Au Canada, la situation est un peu plus difficile pour le gouverneur de la BdC, Tiff Macklem, car l’économie canadienne affiche un retard par rapport à l’économie américaine, tant sur le plan de la croissance économique globale que sur celui de l’atteinte du taux d’inflation cible. Lors de la réunion de la BdC de janvier, M. Macklem a mentionné qu’il était encore trop tôt pour parler de réductions des taux d’intérêt, mais que la BdC est convaincue que le taux directeur est suffisamment élevé pour ramener l’inflation à sa cible. Il a aussi précisé que la probabilité de baisses de taux en 2024 dépendra grandement de l’évolution des perspectives d’inflation. Par conséquent, au Canada, les réductions des taux pourraient avoir lieu plus tard qu’aux États‑Unis, à moins que la croissance économique canadienne vacille et que l’économie requière un assouplissement explicite de la politique monétaire.
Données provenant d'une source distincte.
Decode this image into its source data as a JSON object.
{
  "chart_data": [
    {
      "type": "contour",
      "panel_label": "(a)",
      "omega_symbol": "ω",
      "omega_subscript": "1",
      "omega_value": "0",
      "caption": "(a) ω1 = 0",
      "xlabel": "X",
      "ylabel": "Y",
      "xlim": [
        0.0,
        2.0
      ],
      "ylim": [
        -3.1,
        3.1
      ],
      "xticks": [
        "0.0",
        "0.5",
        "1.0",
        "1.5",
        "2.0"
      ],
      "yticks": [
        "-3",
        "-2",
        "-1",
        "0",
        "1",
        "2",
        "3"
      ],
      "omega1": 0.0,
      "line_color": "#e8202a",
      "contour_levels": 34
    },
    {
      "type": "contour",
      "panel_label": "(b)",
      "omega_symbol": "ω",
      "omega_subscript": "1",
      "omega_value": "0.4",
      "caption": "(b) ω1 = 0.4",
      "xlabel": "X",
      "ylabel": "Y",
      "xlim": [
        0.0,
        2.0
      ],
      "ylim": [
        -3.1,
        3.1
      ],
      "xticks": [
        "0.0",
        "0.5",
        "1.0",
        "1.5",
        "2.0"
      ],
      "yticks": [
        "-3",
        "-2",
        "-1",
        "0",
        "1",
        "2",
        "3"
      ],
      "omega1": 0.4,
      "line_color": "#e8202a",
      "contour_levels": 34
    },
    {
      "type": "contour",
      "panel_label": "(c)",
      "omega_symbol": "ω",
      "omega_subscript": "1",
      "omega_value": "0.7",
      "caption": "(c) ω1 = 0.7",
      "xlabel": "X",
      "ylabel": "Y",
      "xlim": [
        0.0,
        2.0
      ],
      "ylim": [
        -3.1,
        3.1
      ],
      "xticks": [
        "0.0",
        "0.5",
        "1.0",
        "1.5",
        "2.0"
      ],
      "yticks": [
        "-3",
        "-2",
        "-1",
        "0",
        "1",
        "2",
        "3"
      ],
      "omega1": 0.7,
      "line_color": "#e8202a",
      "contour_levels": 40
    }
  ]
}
Au Canada, les taux hypothécaires à 5 ans sont principalement liés au taux des obligations du gouvernement à 5 ans. Le fait que des réductions soient anticipées a déjà engendré un assouplissement des conditions financières. Afin que les taux hypothécaires reculent, le rendement des obligations du gouvernement du Canada à 5 ans et le taux directeur de la BdC doivent diminuer tous les deux. Cependant, une chute d’environ 200 pb des taux d’intérêt est déjà intégrée dans le prix des obligations à 5 ans. Le marché obligataire devra donc anticiper des réductions de taux additionnelles pour qu’il y ait baisse des taux hypothécaires.

 En ce qui concerne le resserrement quantitatif, la BdC s’est engagée à dévoiler sa stratégie de réduction, y compris la date à laquelle elle compte recommencer l’achat d’obligations lors des adjudications. Dans les mois à venir, une importante vague d’obligations viendra à échéance au Canada. C’est ainsi que 10 milliards de dollars du bilan de la BdC arrivent à échéance en février et mars et près de 25 milliards de dollars en avril. Nous pensons que la BdC laissera ces obligations arriver à échéance et qu’elle recommencera à participer aux adjudications à ce moment-là.

 

Perspectives

À l’heure actuelle, nous prévoyons que la BdC et la Fed entameront un cycle de réduction des taux d’intérêt d’ici le milieu de l’année. Le marché obligataire a déjà intégré un grand nombre de réductions, peut-être trop compte tenu des réductions de maintien que semble annoncer la Fed.

Nous pensons qu’il existe trois scénarios possibles :

  1. Le marché obligataire poursuit les ventes massives qui ont débuté en janvier jusqu’à ce que les valorisations soient plus conformes au message de la Fed (un atterrissage en douceur);
  2. Les marchés des actifs risqués assimilent et comprennent le plan de la Fed de maintenir le taux réel « plus élevé plus longtemps » et réalisent que les seules périodes de faibles taux d’intérêt sont les périodes de récession;
  3. Les données économiques se détériorent en 2024 et les banques centrales réduisent leurs taux afin d’assouplir le système.

À notre avis, les marchés des obligations et des actifs à risque intégreront une forme de conciliation des points de vue contradictoires.

À court terme, nous pensons que les marchés obligataires intégreront les réductions de maintien, ce qui devrait entraîner une augmentation des rendements. En fin de compte, nous prévoyons un ralentissement de la croissance économique au cours de l’année, en particulier au Canada, puisque le pays enregistre déjà des niveaux de croissance par habitant qui révèlent une récession. Cette situation entraînerait une réduction de la demande de main-d’œuvre et provoquerait une hausse des taux de chômage, ce qui est habituel en période de récession.